III. LEGAL STANDARDS
A. Federal Rule of Civil Procedure 12(b)(1)

A motion to dismiss under Federal Rule of Civil Procedure 12(b)(1) challenges the Court's subject-matter jurisdiction. Chandler v. State Farm Mut. Auto. Ins. Co., 598 F.3d 1115, 1122 (9th Cir.2010). Because Article III standing relates to the Court's subject-matter jurisdiction, it is properly raised on a Rule 12(b)(1) motion, and the party asserting jurisdiction "bears the burden of proving its existence." Id. at 1121–22.

To satisfy Article III's standing requirements, Plaintiffs must demonstrate that "(1)[they] ha[ve] suffered an ‘injury in fact’ that is (a) concrete and particularized and (b) actual or imminent, not conjectural or hypothetical; (2) the injury is fairly traceable to the challenged action of the defendant; and (3) it is likely, as opposed to merely speculative, that the injury will be redressed by a favorable decision." Friends of the Earth, Inc. v. Laidlaw Envtl. Servs., Inc., 528 U.S. 167, 180–81, 120 S.Ct. 693, 145 L.Ed.2d 610 (2000) (citing Lujan v. Defenders of Wildlife, 504 U.S. 555, 560–561, 112 S.Ct. 2130, 119 L.Ed.2d 351 (1992) ).

B. Federal Rule of Civil Procedure 12(b)(6)

A motion to dismiss under Federal Rule of Civil Procedure 12(b)(6)"tests the legal sufficiency of a claim." Navarro v. Block, 250 F.3d 729, 732 (9th Cir.2001). "Dismissal can be based on the lack of a cognizable legal theory or the absence of sufficient facts alleged under a cognizable legal theory." Balistreri v. Pacifica Police Dep't, 901 F.2d 696, 699 (9th Cir.1988). "When there are well-pleaded factual allegations, a court should assume their veracity and then determine whether they plausibly give rise to an entitlement to relief." Ashcroft v. Iqbal, 556 U.S. 662, 664, 129 S.Ct. 1937, 173 L.Ed.2d 868 (2009). However, "the tenet that a court must accept as true all of the allegations contained in a complaint is inapplicable to legal conclusions.

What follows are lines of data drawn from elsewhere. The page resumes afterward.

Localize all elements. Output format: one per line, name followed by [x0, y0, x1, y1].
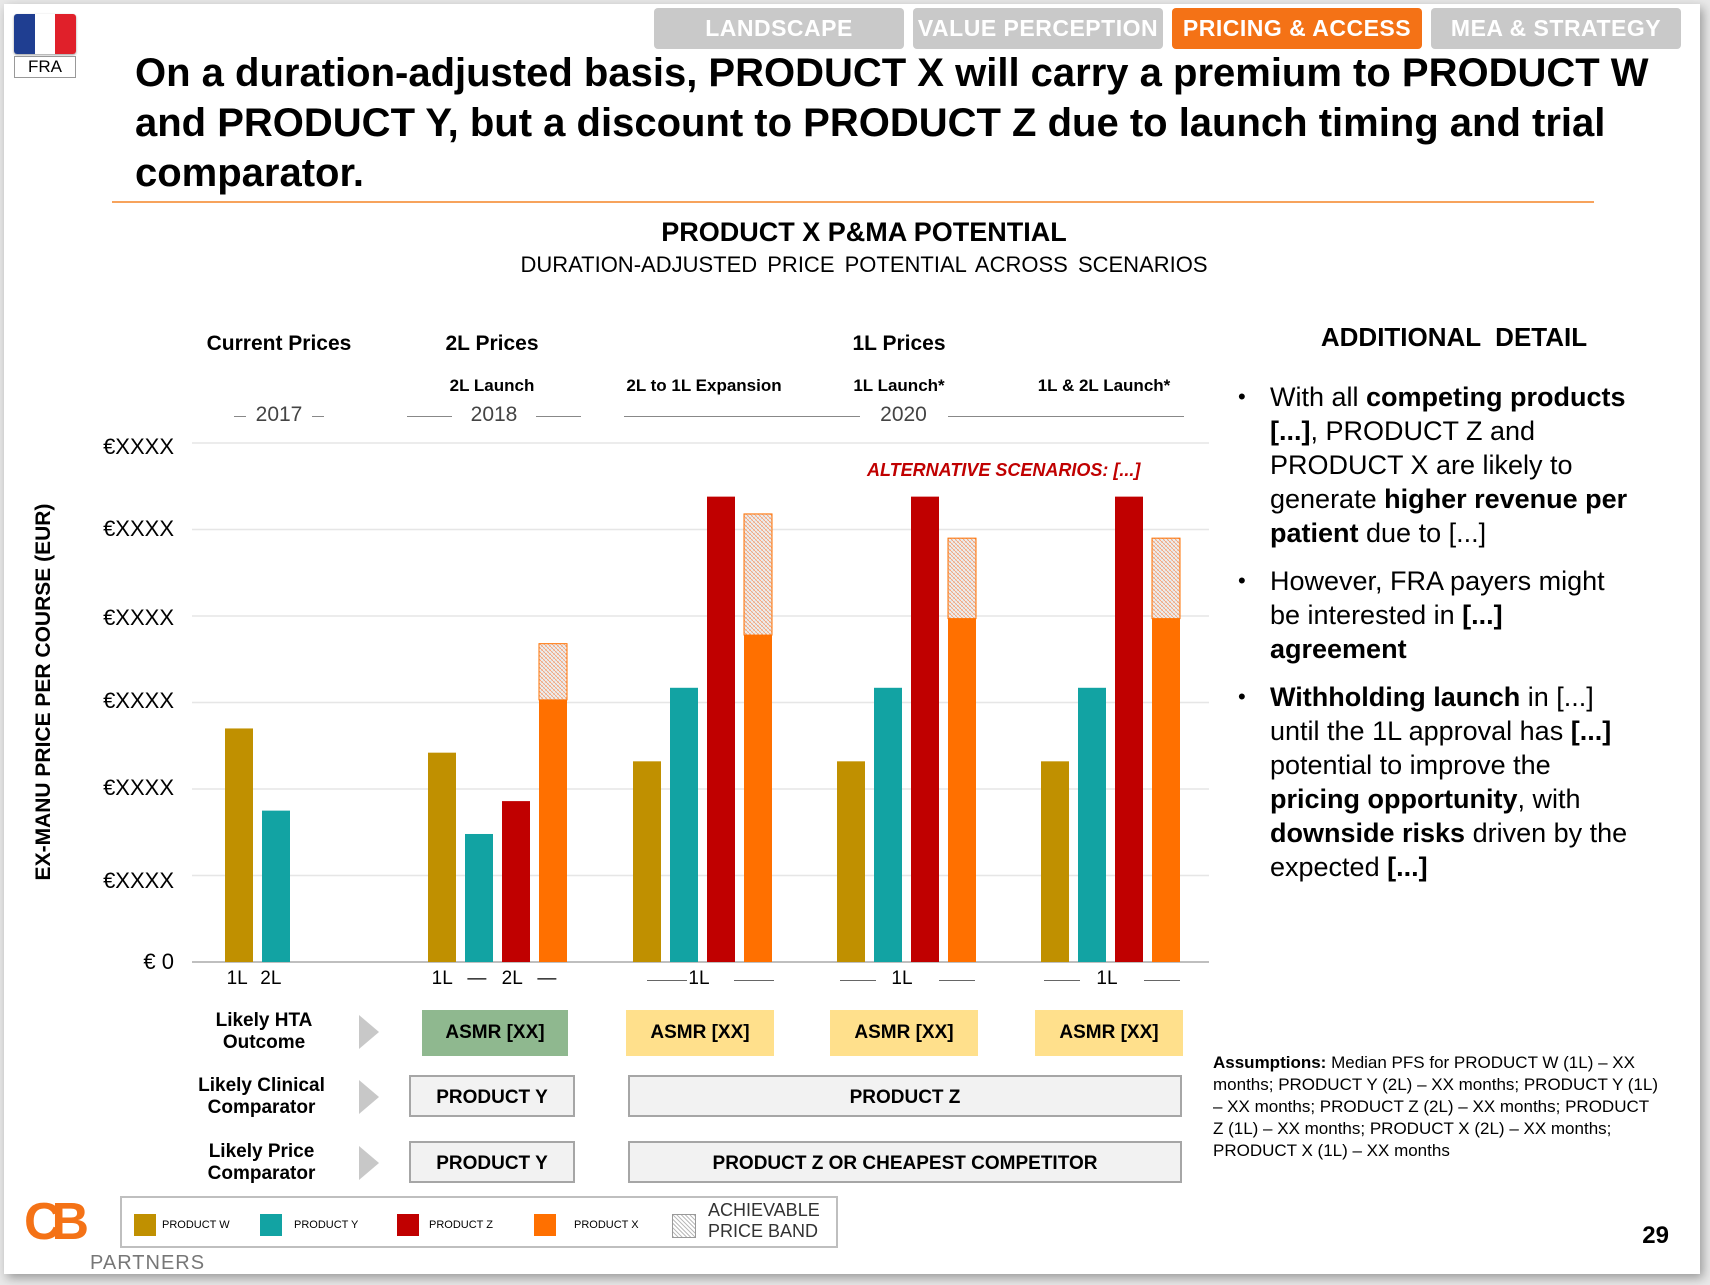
slide: FRA LANDSCAPE VALUE PERCEPTION PRICING &… — [4, 4, 1700, 1274]
row-arrow-icon — [359, 1015, 379, 1049]
logo-letters: CB — [24, 1192, 79, 1252]
detail-bullet: • Withholding launch in [...] until the 1… — [1270, 680, 1642, 884]
legend-label: ACHIEVABLE PRICE BAND — [708, 1200, 828, 1242]
x-axis-rule — [840, 980, 876, 981]
hta-outcome-badge: ASMR [XX] — [626, 1010, 774, 1056]
bar-product-x — [948, 619, 976, 962]
assumptions-label: Assumptions: — [1213, 1053, 1326, 1072]
achievable-price-band — [948, 538, 976, 618]
x-axis-rule — [1144, 980, 1180, 981]
bar-product-w — [428, 753, 456, 962]
bar-product-w — [837, 761, 865, 962]
row-label-hta: Likely HTA Outcome — [199, 1010, 329, 1054]
row-arrow-icon — [359, 1146, 379, 1180]
row-label-clinical: Likely Clinical Comparator — [184, 1075, 339, 1119]
x-axis-label: 1L — [1072, 968, 1142, 990]
achievable-price-band — [744, 514, 772, 635]
price-comparator-box: PRODUCT Y — [409, 1141, 575, 1183]
page-number: 29 — [1619, 1222, 1669, 1250]
clinical-comparator-box: PRODUCT Y — [409, 1075, 575, 1117]
x-axis-rule — [939, 980, 975, 981]
assumptions-note: Assumptions: Median PFS for PRODUCT W (1… — [1213, 1052, 1663, 1162]
legend-swatch-price-band — [672, 1214, 696, 1238]
legend-label: PRODUCT Z — [429, 1214, 493, 1236]
legend-swatch-product-w — [134, 1214, 156, 1236]
clinical-comparator-box: PRODUCT Z — [628, 1075, 1182, 1117]
x-axis-label: 1L — [867, 968, 937, 990]
bar-product-w — [225, 728, 253, 962]
legend-label: PRODUCT X — [574, 1214, 639, 1236]
x-axis-label: 1L — 2L — — [409, 968, 579, 990]
bar-product-z — [1115, 497, 1143, 962]
bar-product-y — [874, 688, 902, 962]
bar-product-z — [911, 497, 939, 962]
logo-word: PARTNERS — [90, 1252, 205, 1274]
row-arrow-icon — [359, 1080, 379, 1114]
additional-detail-heading: ADDITIONAL DETAIL — [1244, 322, 1664, 353]
x-axis-rule — [1044, 980, 1080, 981]
chart-legend: PRODUCT W PRODUCT Y PRODUCT Z PRODUCT X … — [120, 1196, 838, 1248]
hta-outcome-badge: ASMR [XX] — [830, 1010, 978, 1056]
detail-bullet: • However, FRA payers might be interested… — [1270, 564, 1642, 666]
legend-swatch-product-z — [397, 1214, 419, 1236]
bar-product-x — [744, 635, 772, 962]
bar-product-y — [670, 688, 698, 962]
bar-product-w — [1041, 761, 1069, 962]
alternative-scenarios-annotation: ALTERNATIVE SCENARIOS: [...] — [867, 460, 1187, 481]
legend-swatch-product-y — [260, 1214, 282, 1236]
legend-label: PRODUCT W — [162, 1214, 230, 1236]
bar-product-x — [1152, 619, 1180, 962]
bar-product-y — [262, 811, 290, 962]
bar-product-z — [502, 801, 530, 962]
price-comparator-box: PRODUCT Z OR CHEAPEST COMPETITOR — [628, 1141, 1182, 1183]
detail-bullet: • With all competing products [...], PROD… — [1270, 380, 1642, 550]
x-axis-label: 1L — [664, 968, 734, 990]
achievable-price-band — [1152, 538, 1180, 618]
hta-outcome-badge: ASMR [XX] — [1035, 1010, 1183, 1056]
bar-product-w — [633, 761, 661, 962]
bar-product-y — [465, 834, 493, 962]
achievable-price-band — [539, 644, 567, 700]
row-label-price: Likely Price Comparator — [184, 1141, 339, 1185]
bar-product-y — [1078, 688, 1106, 962]
hta-outcome-badge: ASMR [XX] — [422, 1010, 568, 1056]
legend-swatch-product-x — [534, 1214, 556, 1236]
bar-product-z — [707, 497, 735, 962]
legend-label: PRODUCT Y — [294, 1214, 358, 1236]
x-axis-rule — [734, 980, 774, 981]
bar-product-x — [539, 700, 567, 962]
x-axis-rule — [647, 980, 687, 981]
x-axis-label: 1L 2L — [204, 968, 304, 990]
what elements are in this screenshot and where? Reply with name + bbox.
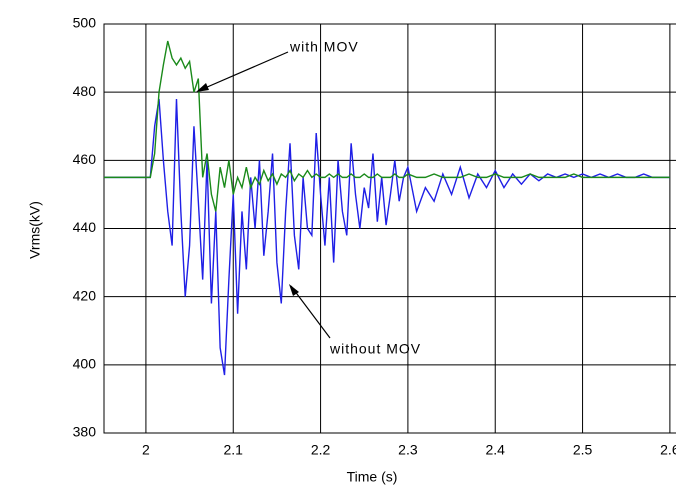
x-tick-label: 2.3	[398, 442, 418, 458]
x-tick-label: 2.2	[311, 442, 331, 458]
annotation-arrow	[197, 51, 289, 92]
series-line	[104, 98, 670, 376]
y-axis-label: Vrms(kV)	[27, 201, 43, 259]
y-tick-label: 500	[73, 15, 97, 31]
y-tick-label: 400	[73, 356, 97, 372]
x-tick-label: 2.1	[224, 442, 244, 458]
y-tick-label: 380	[73, 424, 97, 440]
y-tick-label: 420	[73, 287, 97, 303]
x-tick-label: 2.5	[573, 442, 593, 458]
arrow-head	[289, 284, 299, 296]
x-tick-label: 2.4	[485, 442, 505, 458]
y-tick-label: 440	[73, 219, 97, 235]
y-tick-label: 480	[73, 83, 97, 99]
x-axis-label: Time (s)	[347, 469, 398, 485]
series-line	[104, 40, 670, 212]
x-tick-label: 2	[142, 442, 150, 458]
arrow-head	[196, 83, 209, 92]
annotation: without MOV	[329, 341, 421, 357]
annotation-arrow	[290, 285, 331, 339]
y-tick-label: 460	[73, 151, 97, 167]
annotation: with MOV	[289, 39, 359, 55]
x-tick-label: 2.6	[660, 442, 676, 458]
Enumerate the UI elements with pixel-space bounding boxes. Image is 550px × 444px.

Threadbare recitals of the elements of a cause of action, supported by mere conclusory statements, do not suffice." Id. at 678, 129 S.Ct. 1937 (citing Bell Atl. Corp. v. Twombly, 550 U.S. 544, 555, 127 S.Ct. 1955, 167 L.Ed.2d 929 (2007) ). The allegations made in a complaint must be "sufficient allegations of underlying facts to give fair notice and to enable the opposing party to defend itself effectively" and "must plausibly suggest an entitlement to relief" such that "it is not unfair to require the opposing party to be subjected to the expense of discovery and continued litigation." Starr v. Baca, 652 F.3d 1202, 1216 (9th Cir.2011).

C. Federal Rule of Civil Procedure 9(b)

Claims sounding in fraud are subject to the heightened pleading requirements of Federal Rule of Civil Procedure 9(b), which requires that a plaintiff alleging fraud "must state with particularity the circumstances constituting fraud." See Kearns v. Ford Motor Co. , 567 F.3d 1120, 1124 (9th Cir.2009). "To satisfy Rule 9(b), a pleading must identify the who, what, when, where, and how of the misconduct charged, as well as what is false or misleading about [the purportedly fraudulent] statement, and why it is false." Cafasso ex rel. United States v. Gen. Dynamics C4 Sys., Inc. , 637 F.3d 1047, 1055 (9th Cir.2011) (internal quotation marks and citations omitted) (alteration in original).